Etabli en 1992 lors du Sommet de la Terre à Rio, la Convention Cadre des Nations Unies sur les Changements Climatiques (CCNUCC) a comme objectif de stabiliser les concentrations de gaz à effet de serre dans l’atmosphère.  Cette stabilisation doit empêcher toute perturbation anthropique dangereuse du système climatique. Et pourtant en 40 ans, les émissions annuelles de gaz à effet de serre ont augmenté globalement de 40%. Cette tendance se poursuit malgré le rythme soutenu des négociations intergouvernementales : à Glasgow, c’est la 26ème.

Deux processus expliquent ce constat d’échec. Le premier, d’ordre stratégique et opérationnel, est lié à la fabrication et à l’application de la convention. Dès 1997, les principaux états émetteurs se sont engagés à réduire leurs propres émissions. Mais, cette décision menaçait leur propre développement économique dans un contexte concurrentiel lié à l’adhésion de la Chine en 2001 aux accords de l’OMC (Organisation Mondiale du Commerce) et plus généralement à l’émergence des BRICS (Brésil, Russie, Inde, Chine, Afrique du Sud). Les états les plus émetteurs ont alors négocié un accord global avec des possibilités de transfert de quotas entre état plutôt que des accords contraignants par état. Cette nouvelle approche a permis aux plus gros états émetteurs de continuer leur trajectoire de développement en compensant les pays plus faiblement émetteurs. Il s’agit soit de soutien financier, par exemple pour la conservation des forêts tropicales, soit de soutien technique, par exemple pour l’installation de panneaux photovoltaïques. En imposant cette compréhension des enjeux climatiques, ces pays ont non seulement maintenu leur domination économique mondiale, mais, surtout, ils ont imposés les solutions techno-centrées pour réguler le climat.
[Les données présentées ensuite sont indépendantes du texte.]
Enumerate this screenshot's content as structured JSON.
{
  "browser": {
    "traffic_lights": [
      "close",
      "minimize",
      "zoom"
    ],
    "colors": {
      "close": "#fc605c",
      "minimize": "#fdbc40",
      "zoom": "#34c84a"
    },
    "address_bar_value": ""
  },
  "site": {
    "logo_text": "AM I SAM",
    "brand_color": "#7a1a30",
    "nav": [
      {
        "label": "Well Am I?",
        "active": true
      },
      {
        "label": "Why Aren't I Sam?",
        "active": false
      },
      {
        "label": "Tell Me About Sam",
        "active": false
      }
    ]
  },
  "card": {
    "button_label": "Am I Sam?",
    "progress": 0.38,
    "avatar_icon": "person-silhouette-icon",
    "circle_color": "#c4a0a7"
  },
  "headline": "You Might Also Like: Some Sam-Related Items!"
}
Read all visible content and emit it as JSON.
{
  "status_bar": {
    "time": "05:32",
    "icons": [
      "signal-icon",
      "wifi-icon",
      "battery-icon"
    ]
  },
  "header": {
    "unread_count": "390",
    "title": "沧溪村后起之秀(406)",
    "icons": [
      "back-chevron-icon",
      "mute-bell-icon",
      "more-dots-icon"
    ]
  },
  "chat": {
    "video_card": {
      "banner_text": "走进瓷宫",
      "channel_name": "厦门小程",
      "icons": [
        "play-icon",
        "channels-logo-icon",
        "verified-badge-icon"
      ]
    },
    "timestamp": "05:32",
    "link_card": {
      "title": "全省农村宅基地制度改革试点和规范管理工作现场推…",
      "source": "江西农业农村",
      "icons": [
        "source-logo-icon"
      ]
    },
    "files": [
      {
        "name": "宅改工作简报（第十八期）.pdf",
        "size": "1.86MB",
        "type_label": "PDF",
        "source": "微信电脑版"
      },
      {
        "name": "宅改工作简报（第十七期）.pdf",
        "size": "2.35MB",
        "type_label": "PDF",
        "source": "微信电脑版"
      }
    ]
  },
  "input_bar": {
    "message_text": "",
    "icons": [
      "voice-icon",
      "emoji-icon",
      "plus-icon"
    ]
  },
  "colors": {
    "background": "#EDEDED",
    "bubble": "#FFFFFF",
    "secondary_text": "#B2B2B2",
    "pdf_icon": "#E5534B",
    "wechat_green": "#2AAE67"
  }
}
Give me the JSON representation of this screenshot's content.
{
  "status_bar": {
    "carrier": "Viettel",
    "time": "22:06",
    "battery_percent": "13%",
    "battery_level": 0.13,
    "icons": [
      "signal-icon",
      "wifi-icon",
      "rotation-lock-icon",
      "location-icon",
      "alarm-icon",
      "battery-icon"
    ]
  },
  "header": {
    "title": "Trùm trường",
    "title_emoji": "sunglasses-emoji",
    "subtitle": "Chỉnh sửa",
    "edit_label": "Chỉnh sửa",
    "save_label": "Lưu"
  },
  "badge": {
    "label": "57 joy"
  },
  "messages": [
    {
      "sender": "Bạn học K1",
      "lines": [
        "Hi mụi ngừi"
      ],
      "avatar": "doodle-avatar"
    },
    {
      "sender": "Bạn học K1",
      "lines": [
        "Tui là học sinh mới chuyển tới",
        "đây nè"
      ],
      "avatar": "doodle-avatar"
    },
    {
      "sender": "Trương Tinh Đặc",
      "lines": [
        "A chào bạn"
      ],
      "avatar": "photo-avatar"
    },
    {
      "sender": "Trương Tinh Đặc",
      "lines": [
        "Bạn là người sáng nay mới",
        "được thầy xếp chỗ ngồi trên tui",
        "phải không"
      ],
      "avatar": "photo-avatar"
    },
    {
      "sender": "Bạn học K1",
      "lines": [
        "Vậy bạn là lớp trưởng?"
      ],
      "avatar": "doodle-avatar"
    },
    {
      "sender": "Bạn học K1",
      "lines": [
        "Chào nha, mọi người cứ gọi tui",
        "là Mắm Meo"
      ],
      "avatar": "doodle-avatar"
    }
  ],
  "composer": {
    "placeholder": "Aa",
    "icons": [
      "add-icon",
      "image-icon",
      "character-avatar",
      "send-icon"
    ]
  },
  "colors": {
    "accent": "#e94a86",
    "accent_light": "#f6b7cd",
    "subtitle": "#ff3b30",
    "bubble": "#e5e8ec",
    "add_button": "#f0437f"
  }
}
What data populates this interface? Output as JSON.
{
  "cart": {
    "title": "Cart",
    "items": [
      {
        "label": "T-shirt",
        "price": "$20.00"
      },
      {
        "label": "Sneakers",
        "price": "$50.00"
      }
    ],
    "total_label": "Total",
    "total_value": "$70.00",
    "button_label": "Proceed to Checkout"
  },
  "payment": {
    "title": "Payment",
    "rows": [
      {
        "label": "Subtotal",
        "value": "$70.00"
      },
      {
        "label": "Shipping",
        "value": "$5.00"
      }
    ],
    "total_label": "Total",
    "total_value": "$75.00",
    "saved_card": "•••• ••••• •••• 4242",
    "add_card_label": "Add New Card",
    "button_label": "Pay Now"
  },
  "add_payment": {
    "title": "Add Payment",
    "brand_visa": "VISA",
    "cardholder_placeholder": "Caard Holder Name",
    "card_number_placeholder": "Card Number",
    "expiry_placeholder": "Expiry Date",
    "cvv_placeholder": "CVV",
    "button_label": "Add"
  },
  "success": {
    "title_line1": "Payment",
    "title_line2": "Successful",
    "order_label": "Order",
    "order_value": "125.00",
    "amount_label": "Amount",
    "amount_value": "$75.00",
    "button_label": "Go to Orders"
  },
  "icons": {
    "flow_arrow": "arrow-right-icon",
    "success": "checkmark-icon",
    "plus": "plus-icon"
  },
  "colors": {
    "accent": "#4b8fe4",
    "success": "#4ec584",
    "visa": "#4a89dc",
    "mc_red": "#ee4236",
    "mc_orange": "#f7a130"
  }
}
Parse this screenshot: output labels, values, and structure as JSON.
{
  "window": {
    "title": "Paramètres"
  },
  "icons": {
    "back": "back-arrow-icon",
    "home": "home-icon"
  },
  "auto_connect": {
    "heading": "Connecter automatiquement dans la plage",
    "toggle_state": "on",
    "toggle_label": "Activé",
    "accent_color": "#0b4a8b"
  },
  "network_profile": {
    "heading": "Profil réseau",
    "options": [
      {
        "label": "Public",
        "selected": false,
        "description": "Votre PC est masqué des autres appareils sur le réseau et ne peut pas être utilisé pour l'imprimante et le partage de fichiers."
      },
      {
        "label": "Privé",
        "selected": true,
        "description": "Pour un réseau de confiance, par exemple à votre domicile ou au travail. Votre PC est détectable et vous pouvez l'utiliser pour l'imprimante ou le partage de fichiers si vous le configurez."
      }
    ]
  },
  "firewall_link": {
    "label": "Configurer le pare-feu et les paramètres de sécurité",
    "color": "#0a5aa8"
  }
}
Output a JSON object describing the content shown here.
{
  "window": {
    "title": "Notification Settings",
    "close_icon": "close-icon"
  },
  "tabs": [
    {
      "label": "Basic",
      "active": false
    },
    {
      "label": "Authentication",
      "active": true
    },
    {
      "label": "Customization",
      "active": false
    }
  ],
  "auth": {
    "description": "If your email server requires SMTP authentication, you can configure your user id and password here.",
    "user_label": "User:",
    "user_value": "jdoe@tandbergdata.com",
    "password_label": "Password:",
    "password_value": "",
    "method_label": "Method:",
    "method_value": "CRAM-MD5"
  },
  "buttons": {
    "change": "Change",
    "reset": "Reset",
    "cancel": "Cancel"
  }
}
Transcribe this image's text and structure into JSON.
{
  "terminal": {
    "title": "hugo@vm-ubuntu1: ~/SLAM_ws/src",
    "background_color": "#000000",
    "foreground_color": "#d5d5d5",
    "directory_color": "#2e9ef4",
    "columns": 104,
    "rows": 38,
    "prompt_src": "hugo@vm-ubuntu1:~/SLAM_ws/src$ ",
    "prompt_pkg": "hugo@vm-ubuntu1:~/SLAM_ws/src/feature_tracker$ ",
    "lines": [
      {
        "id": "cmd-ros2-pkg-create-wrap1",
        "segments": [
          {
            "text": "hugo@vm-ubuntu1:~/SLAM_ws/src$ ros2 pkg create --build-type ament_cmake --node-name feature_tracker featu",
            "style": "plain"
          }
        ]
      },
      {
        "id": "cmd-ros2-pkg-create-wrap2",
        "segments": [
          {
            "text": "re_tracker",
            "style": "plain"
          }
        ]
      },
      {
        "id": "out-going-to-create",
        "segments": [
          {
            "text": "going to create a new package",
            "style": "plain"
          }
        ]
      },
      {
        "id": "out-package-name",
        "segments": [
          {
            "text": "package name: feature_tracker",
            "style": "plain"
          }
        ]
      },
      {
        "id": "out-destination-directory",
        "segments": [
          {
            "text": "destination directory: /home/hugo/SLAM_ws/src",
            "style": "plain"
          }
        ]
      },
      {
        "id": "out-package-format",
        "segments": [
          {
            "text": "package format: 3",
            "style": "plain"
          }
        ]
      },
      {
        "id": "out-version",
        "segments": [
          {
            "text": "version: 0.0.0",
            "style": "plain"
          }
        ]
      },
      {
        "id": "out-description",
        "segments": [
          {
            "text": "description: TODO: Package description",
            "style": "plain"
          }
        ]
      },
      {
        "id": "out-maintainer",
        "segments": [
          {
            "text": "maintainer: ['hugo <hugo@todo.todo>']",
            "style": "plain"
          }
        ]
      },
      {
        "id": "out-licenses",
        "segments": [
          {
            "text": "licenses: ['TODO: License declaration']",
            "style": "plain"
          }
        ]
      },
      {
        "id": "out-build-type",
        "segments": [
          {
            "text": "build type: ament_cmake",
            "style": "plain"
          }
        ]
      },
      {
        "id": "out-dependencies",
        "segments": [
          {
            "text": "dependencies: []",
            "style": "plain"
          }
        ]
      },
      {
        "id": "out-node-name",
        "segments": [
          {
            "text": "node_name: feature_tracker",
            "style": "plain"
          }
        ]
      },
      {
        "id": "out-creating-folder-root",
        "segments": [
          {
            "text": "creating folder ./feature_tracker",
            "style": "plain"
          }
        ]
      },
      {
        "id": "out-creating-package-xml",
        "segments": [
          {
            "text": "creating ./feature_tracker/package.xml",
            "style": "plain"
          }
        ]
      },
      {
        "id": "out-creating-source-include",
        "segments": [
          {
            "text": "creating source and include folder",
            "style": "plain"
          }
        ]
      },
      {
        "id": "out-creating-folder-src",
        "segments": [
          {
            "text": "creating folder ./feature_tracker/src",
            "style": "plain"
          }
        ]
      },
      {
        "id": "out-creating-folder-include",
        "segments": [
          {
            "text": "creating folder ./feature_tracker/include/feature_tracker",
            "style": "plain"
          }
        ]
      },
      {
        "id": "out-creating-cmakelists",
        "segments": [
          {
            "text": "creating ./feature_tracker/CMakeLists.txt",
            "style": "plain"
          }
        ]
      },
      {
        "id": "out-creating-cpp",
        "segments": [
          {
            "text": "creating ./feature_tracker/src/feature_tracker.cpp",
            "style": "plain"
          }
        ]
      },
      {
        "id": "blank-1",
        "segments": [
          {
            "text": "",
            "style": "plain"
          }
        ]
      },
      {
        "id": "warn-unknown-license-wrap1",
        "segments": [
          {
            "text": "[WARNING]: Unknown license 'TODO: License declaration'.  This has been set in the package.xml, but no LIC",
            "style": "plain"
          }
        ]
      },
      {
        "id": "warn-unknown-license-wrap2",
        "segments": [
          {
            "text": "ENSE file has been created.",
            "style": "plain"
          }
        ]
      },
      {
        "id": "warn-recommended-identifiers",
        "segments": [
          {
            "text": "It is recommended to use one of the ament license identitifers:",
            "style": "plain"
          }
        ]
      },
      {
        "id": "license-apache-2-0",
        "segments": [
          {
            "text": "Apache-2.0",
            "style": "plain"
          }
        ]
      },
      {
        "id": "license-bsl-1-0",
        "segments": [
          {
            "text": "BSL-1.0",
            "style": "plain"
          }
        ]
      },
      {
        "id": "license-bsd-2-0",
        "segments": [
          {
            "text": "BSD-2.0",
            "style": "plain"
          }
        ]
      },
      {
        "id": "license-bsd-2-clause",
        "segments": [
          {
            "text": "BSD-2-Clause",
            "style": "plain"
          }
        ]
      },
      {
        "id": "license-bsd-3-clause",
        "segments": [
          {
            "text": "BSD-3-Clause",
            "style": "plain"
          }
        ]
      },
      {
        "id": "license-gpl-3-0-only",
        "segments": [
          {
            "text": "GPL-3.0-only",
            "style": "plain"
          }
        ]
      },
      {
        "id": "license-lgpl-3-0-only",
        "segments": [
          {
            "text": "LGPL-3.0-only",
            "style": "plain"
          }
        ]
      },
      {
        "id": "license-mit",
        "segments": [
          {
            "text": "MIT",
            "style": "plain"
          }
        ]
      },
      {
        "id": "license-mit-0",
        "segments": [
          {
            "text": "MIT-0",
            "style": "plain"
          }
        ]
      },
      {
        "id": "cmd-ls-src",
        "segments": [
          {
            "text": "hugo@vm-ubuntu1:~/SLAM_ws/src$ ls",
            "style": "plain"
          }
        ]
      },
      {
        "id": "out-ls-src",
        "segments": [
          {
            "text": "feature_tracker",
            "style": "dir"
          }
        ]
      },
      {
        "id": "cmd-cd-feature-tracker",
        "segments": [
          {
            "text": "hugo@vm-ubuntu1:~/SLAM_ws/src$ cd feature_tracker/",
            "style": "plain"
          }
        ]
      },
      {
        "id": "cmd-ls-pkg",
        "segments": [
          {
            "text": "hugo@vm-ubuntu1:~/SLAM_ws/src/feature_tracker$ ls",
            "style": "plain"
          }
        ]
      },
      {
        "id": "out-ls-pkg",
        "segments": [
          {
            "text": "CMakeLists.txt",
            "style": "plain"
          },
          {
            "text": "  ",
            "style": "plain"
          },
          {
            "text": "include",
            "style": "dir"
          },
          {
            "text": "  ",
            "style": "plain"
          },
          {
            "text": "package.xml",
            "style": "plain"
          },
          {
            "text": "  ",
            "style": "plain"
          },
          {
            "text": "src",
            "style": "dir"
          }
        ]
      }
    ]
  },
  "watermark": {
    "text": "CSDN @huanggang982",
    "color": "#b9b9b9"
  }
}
C’est ainsi que l’on a vu l’émergence des « innovations » liées aux centrales nucléaires, à la pile hydrogène ou à la captation du carbone. Ces solutions évitent de s’attaquer aux causes fondamentales du changement climatique, au cout énergétique d’une croissance économique liée au développement des machines et au cout matière du cycle de vie des nouvelles technologies.

Le second processus est lié à la valorisation de l’approche managériale dans le domaine climatique. Chacun des près de 200 états défend son propre intérêt particulier, tout en participant à l’élaboration d’un plan global basé sur le consensus et l’inclusion de tous les états. Le processus de négociation réduit la préoccupation sociétale sur le climat à une série de discussions techniques en groupes de travail. Ces groupes abordent des sujets spécifiques dans des plans de travail orientés solution. Mieux encore, le processus valorise les capacités managériales et techniques des participants les mieux organisés tels quel les états industriels et les groupes internationaux privés. Intimement interconnectés (logiciels, ordinateurs) et maitrisant les données numériques et la grammaire managériales, ils fabriquent une identité collective autour de la gestion du climat en ligne avec leur dialectique.

Ces processus opérationnels et cognitifs aux fondements des négociations climatiques se renforcement mutuellement. Ils solubilisent la question climatique dans le contexte plus large du libéralisme mondial. Ils maintiennent les principaux pays émetteurs et les groupes internationaux privés comme les principaux bénéficiaires de ses accords pour leur capacité à offrir des innovations technologiques. Ils réduisent les pays peu émetteurs au rang de victimes à soutenir. Ils créent des frontières entre ces deux types d’acteur.

Plus fondamentalement encore, ces processus marginalisent les acteurs les plus faiblement émetteurs. Les peuples autochtones, l’immense majorité des pays du Sud, et les populations les marginalisée du Nord demandent à la fois la justice climatique (plus d’équité entre les êtres humains) et le respect de notre relation à l’environnement. S’inspirer de leur mode de vie et accepter leurs revendications constituerait pourtant une fertile voie à suivre

Mais, au lieu de considérer ces acteurs comme des modèles pour vivre en harmonie avec le climat, le processus de négociation les rejette comme des objets problématiques à sauver. Obtenir des gains tangibles sur le climat, demandera cette révolution de paradigme. Nous en sommes loin : à Glasgow, les pollueurs « malades » prodiguent les remèdes climatiques pour tous, et particulièrement les populations les plus vertueuses en termes d’émission.